A brutal war erupted between Japan and China in the summer of 1894, fought on Korean soil, where the Japanese and Korean armies killed tens of thousands of southern inhabitants and devastated most of the villages and agricultural landscape.
Ridding the Japanese
The war concluded after a year, with Japan dominant over Korea, and China signing the Treaty of Shimonoseki, agreeing not to support the Korean rebels. Just six days later, Russia, France, and Britain demanded that Japan relinquish the Liaodong Peninsula.
Each of these countries had vested interests in China: Britain, following decades of the Opium Wars; Russia, to extend the railways through Chinese Manchuria to Siberia; and France, to spread Catholicism in Korea.
Based on these developments, Korean Queen Min sought Russian support to counter Japanese influence. This led to her assassination by Japanese Governor Miura Goro. After her death, her husband, the king, sought refuge at the Russian mission.
Russia's growing political influence over Korea eventually became the catalyst for the Russo-Japanese War less than a decade later. Korea became the battleground, and the Korean population was deeply divided over it.
Split on progress
More than 250,000 Koreans collaborated with Japanese forces. They felt Japan's modernisation and ties to the West would bring progress and an end to Korea's traditional political and religious structures.
Conversely, those loyal to the monarchy and traditional religious practices pinned their hopes on Russian influence, but the war ended with Japan victorious. It led to Korea becoming a Japanese protectorate.
A decade later, when the communist revolution erupted in Russia, it attracted conservative Koreans determined to end Japanese influence, and to eliminate the 'Korean people classes' embracing Western and Japanese modernisation.
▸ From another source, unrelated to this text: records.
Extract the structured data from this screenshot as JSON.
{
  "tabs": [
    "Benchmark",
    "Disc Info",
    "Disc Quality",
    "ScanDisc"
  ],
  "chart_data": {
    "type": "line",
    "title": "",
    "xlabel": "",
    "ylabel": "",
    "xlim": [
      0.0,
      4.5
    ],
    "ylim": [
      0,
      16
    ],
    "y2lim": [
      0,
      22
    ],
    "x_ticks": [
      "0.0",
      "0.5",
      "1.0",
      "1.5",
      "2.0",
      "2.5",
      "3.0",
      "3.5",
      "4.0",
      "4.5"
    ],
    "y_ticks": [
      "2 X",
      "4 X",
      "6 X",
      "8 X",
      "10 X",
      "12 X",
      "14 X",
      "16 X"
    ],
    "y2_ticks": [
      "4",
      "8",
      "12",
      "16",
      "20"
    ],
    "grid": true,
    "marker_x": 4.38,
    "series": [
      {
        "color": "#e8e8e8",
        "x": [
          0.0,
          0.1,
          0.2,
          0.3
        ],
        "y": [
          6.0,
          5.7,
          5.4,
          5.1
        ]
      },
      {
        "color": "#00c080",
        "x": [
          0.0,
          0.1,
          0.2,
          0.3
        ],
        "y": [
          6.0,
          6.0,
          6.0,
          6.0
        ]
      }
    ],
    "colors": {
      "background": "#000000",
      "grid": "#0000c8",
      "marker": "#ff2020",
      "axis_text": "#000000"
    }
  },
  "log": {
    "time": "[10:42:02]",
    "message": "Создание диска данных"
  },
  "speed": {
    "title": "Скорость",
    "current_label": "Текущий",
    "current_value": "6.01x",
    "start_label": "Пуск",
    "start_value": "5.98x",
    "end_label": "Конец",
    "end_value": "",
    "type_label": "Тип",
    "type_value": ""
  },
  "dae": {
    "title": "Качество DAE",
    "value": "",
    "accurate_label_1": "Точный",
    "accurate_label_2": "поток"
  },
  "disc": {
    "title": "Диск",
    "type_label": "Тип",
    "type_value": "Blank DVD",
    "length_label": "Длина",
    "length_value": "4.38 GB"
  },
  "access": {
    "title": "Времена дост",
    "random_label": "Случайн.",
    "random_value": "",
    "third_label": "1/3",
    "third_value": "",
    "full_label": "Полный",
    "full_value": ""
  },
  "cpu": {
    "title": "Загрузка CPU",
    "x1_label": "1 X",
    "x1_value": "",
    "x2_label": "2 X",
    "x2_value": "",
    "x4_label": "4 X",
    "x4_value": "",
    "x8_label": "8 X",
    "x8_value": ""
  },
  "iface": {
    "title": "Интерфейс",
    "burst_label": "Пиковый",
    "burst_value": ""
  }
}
This deepening division laid the groundwork for a conflict that Koreans could bridge neither politically nor resolve militarily, ultimately leading to the devastating wars of the mid-20th century.
Becoming two peoples
Thus, at its core, Korea became two states and two peoples, each with its own distinct identity, narrative, national interpretation, historical understanding, and vision.
The gulf between them could no longer be bridged by, either by cultural initiatives, promotional campaigns, personal reconciliation, or eloquent words.